Potato Psyllids in Pacific Northwest declining

Potato Psyllids in Pacific Northwest declining
Enero 31, 2015
Researchers say the number of potato psyllids found harboring the Liberibacter bacteria that causes the crop disease zebra chip dropped significantly in the Pacific Northwest during 2014.
A new study out of Washington, however, has heightened concerns about resident psyllid populations overwintering in the Pacific Northwest.

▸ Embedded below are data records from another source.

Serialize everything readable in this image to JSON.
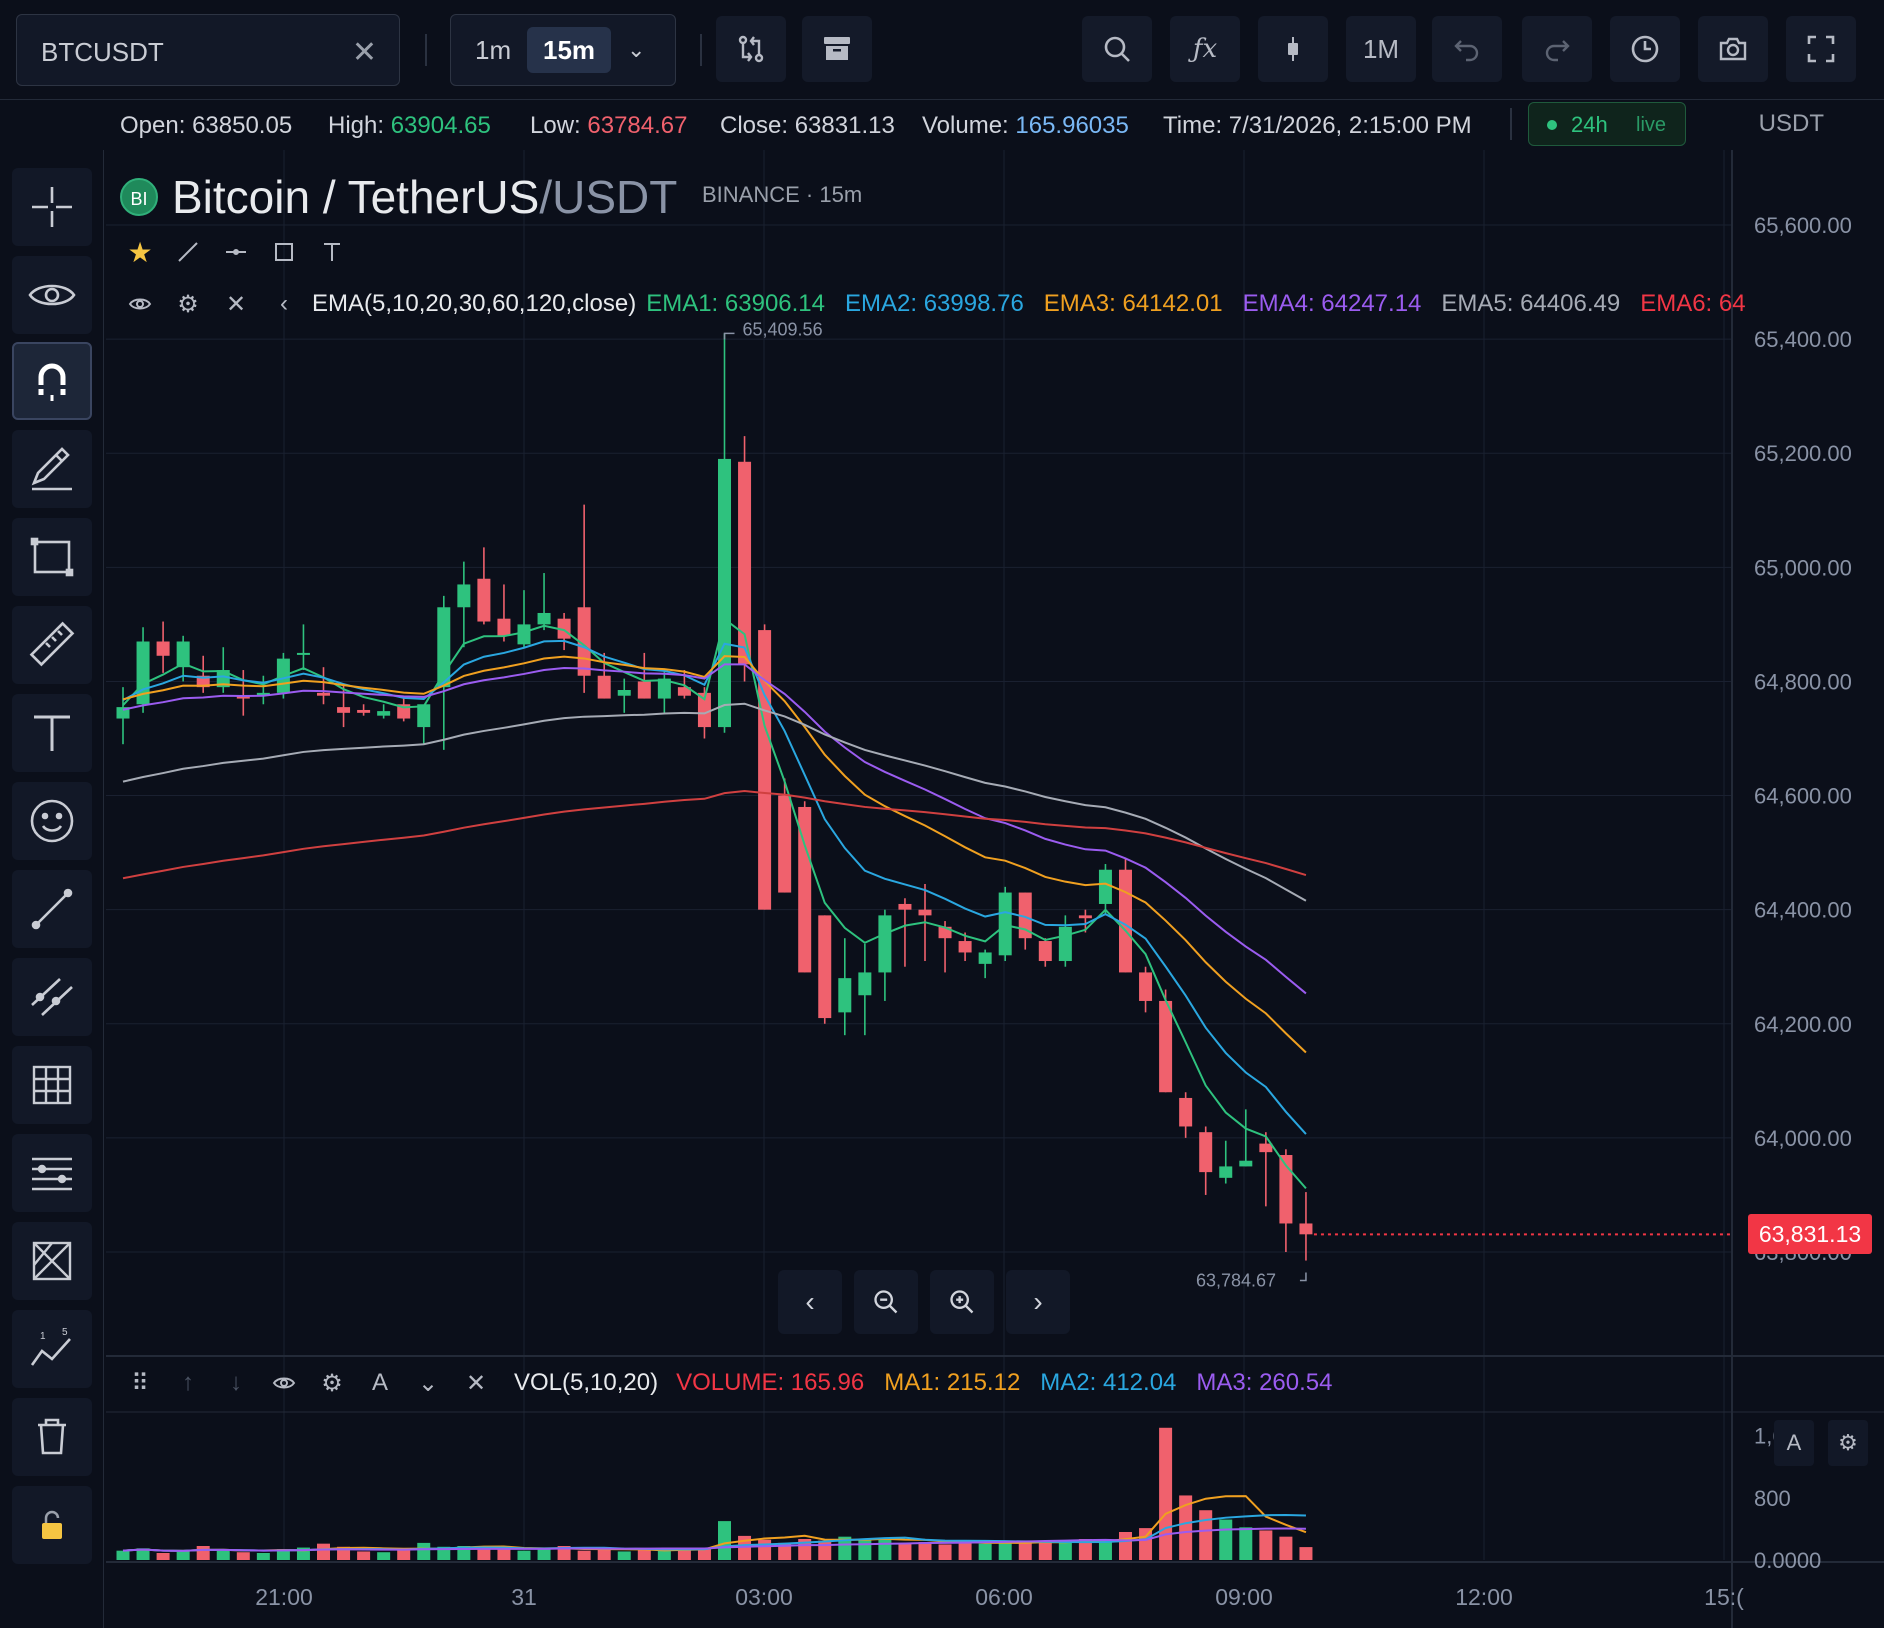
{
  "toolbar": {
    "symbol": "BTCUSDT",
    "clear_icon": "close-icon",
    "timeframes": [
      "1m",
      "15m"
    ],
    "active_timeframe": "15m",
    "range_label": "1M",
    "icons": [
      "compare-icon",
      "archive-icon",
      "search-icon",
      "indicators-icon",
      "candle-type-icon",
      "undo-icon",
      "redo-icon",
      "clock-icon",
      "camera-icon",
      "fullscreen-icon"
    ]
  },
  "info": {
    "open_label": "Open:",
    "open": "63850.05",
    "high_label": "High:",
    "high": "63904.65",
    "low_label": "Low:",
    "low": "63784.67",
    "close_label": "Close:",
    "close": "63831.13",
    "volume_label": "Volume:",
    "volume": "165.96035",
    "time_label": "Time:",
    "time": "7/31/2026, 2:15:00 PM",
    "badge_range": "24h",
    "badge_status": "live",
    "unit": "USDT"
  },
  "chart_header": {
    "logo_text": "BI",
    "base": "Bitcoin / TetherUS",
    "quote": "/USDT",
    "exchange": "BINANCE",
    "dot": "·",
    "interval": "15m",
    "ema_label": "EMA(5,10,20,30,60,120,close)",
    "ema_values": [
      {
        "label": "EMA1:",
        "value": "63906.14",
        "color": "#2ec27e"
      },
      {
        "label": "EMA2:",
        "value": "63998.76",
        "color": "#2aa7e0"
      },
      {
        "label": "EMA3:",
        "value": "64142.01",
        "color": "#f0a020"
      },
      {
        "label": "EMA4:",
        "value": "64247.14",
        "color": "#9b5cf0"
      },
      {
        "label": "EMA5:",
        "value": "64406.49",
        "color": "#a6abb5"
      },
      {
        "label": "EMA6:",
        "value": "64",
        "color": "#f23645"
      }
    ]
  },
  "volume_header": {
    "label": "VOL(5,10,20)",
    "values": [
      {
        "label": "VOLUME:",
        "value": "165.96",
        "color": "#f23645"
      },
      {
        "label": "MA1:",
        "value": "215.12",
        "color": "#f0a020"
      },
      {
        "label": "MA2:",
        "value": "412.04",
        "color": "#2aa7e0"
      },
      {
        "label": "MA3:",
        "value": "260.54",
        "color": "#9b5cf0"
      }
    ],
    "pane_buttons": [
      "A"
    ]
  },
  "price_axis": [
    "65,600.00",
    "65,400.00",
    "65,200.00",
    "65,000.00",
    "64,800.00",
    "64,600.00",
    "64,400.00",
    "64,200.00",
    "64,000.00",
    "63,800.00"
  ],
  "volume_axis": [
    "1,600",
    "800",
    "0.0000"
  ],
  "time_axis": [
    "21:00",
    "31",
    "03:00",
    "06:00",
    "09:00",
    "12:00",
    "15:("
  ],
  "last_price": "63,831.13",
  "high_marker": "65,409.56",
  "low_marker": "63,784.67",
  "colors": {
    "up": "#2ec27e",
    "down": "#f0616d",
    "bg": "#0b0f1a"
  },
  "chart_data": {
    "type": "candlestick",
    "title": "Bitcoin / TetherUS/USDT",
    "interval": "15m",
    "ylim": [
      63700,
      65700
    ],
    "candles": [
      [
        64735,
        64790,
        64690,
        64755
      ],
      [
        64760,
        64895,
        64745,
        64870
      ],
      [
        64870,
        64905,
        64815,
        64845
      ],
      [
        64825,
        64880,
        64800,
        64870
      ],
      [
        64810,
        64845,
        64780,
        64790
      ],
      [
        64790,
        64860,
        64780,
        64820
      ],
      [
        64775,
        64820,
        64740,
        64770
      ],
      [
        64775,
        64810,
        64760,
        64780
      ],
      [
        64780,
        64850,
        64770,
        64840
      ],
      [
        64850,
        64900,
        64820,
        64850
      ],
      [
        64780,
        64825,
        64760,
        64775
      ],
      [
        64755,
        64795,
        64720,
        64745
      ],
      [
        64750,
        64760,
        64740,
        64745
      ],
      [
        64740,
        64760,
        64735,
        64748
      ],
      [
        64760,
        64770,
        64730,
        64735
      ],
      [
        64720,
        64750,
        64690,
        64760
      ],
      [
        64790,
        64950,
        64680,
        64930
      ],
      [
        64930,
        65010,
        64860,
        64970
      ],
      [
        64980,
        65035,
        64900,
        64905
      ],
      [
        64910,
        64970,
        64870,
        64880
      ],
      [
        64865,
        64960,
        64860,
        64900
      ],
      [
        64900,
        64990,
        64890,
        64920
      ],
      [
        64910,
        64920,
        64855,
        64875
      ],
      [
        64930,
        65110,
        64780,
        64810
      ],
      [
        64810,
        64850,
        64770,
        64770
      ],
      [
        64775,
        64805,
        64745,
        64785
      ],
      [
        64800,
        64850,
        64770,
        64770
      ],
      [
        64770,
        64820,
        64745,
        64805
      ],
      [
        64790,
        64820,
        64770,
        64775
      ],
      [
        64780,
        64790,
        64700,
        64720
      ],
      [
        64720,
        65410,
        64710,
        65190
      ],
      [
        65185,
        65230,
        64800,
        64830
      ],
      [
        64890,
        64900,
        64400,
        64400
      ],
      [
        64600,
        64630,
        64430,
        64430
      ],
      [
        64580,
        64590,
        64290,
        64290
      ],
      [
        64390,
        64390,
        64200,
        64210
      ],
      [
        64220,
        64350,
        64180,
        64280
      ],
      [
        64250,
        64340,
        64180,
        64290
      ],
      [
        64290,
        64400,
        64240,
        64390
      ],
      [
        64410,
        64420,
        64300,
        64400
      ],
      [
        64400,
        64445,
        64310,
        64390
      ],
      [
        64370,
        64380,
        64290,
        64350
      ],
      [
        64345,
        64360,
        64310,
        64325
      ],
      [
        64305,
        64330,
        64280,
        64325
      ],
      [
        64320,
        64440,
        64310,
        64430
      ],
      [
        64430,
        64430,
        64330,
        64350
      ],
      [
        64345,
        64350,
        64300,
        64310
      ],
      [
        64310,
        64390,
        64300,
        64370
      ],
      [
        64390,
        64400,
        64360,
        64385
      ],
      [
        64410,
        64480,
        64390,
        64470
      ],
      [
        64470,
        64490,
        64290,
        64290
      ],
      [
        64290,
        64300,
        64220,
        64240
      ],
      [
        64240,
        64260,
        64080,
        64080
      ],
      [
        64070,
        64080,
        64000,
        64020
      ],
      [
        64010,
        64020,
        63900,
        63940
      ],
      [
        63930,
        63995,
        63920,
        63950
      ],
      [
        63950,
        64050,
        63950,
        63960
      ],
      [
        63990,
        64010,
        63880,
        63975
      ],
      [
        63970,
        63980,
        63800,
        63850
      ],
      [
        63850,
        63905,
        63785,
        63831
      ]
    ],
    "volumes": [
      120,
      150,
      90,
      110,
      180,
      130,
      100,
      90,
      140,
      160,
      210,
      170,
      110,
      100,
      130,
      220,
      170,
      180,
      160,
      140,
      120,
      150,
      180,
      120,
      130,
      110,
      140,
      120,
      150,
      160,
      500,
      310,
      260,
      220,
      270,
      250,
      300,
      260,
      280,
      220,
      230,
      200,
      240,
      210,
      230,
      220,
      250,
      230,
      270,
      230,
      360,
      410,
      1700,
      830,
      640,
      520,
      420,
      380,
      300,
      166
    ]
  }
}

Zebra chip, which causes bands in potato flesh that darken when fried, first arrived in the Pacific Northwest in 2011. By 2012, infections remained minimal as a percentage of the overall Idaho crop but ran as high as 15 percent in certain spud fields, said University of Idaho Extension entomologist Erik Wenninger.

In 2013, 33 of 1,093 psyllids captured through a UI monitoring program tested positive for Liberibacter.

Just 170 psyllids were captured in 2014, with four testing positive for Liberibacter. No infected spud plants were found.

Almost all of Idaho’s 2014 psyllids were of the Northwest haplotype, compared with 2013 when many Western psyllids were also found, suggesting to Wenninger that there may have been more “homegrown” psyllids this year, rather than insects blowing in from other regions.

Oregon State University tested 15,000 psyllids in 2014 — half of the 2013 total — finding 0.5 percent were positive for Liberibacter and “few plants in the field were symptomatic.”

Washington’s monitoring program confirmed only two Liberibacter-positive psyllids of 1,000 tested, said Joe Munyaneza, a research entomologist with USDA’s Agricultural Research Service in Yakima, Wash. Munyaneza led an experiment showing psyllids that feed on bittersweet nightshade — a common plant in the Northwest known to support the bugs between potato crops — seem to have greater cold hardiness than insects that feed on potatoes alone.

“We believe the bittersweet nightshade is conferring some cold-hardy property to the psyllids,” Munyaneza said.

Munyaneza’s team has also found a second psyllid host plant, called goji berry, or Lycium. His team continues to find psyllids surviving at five Washington goji berry sites.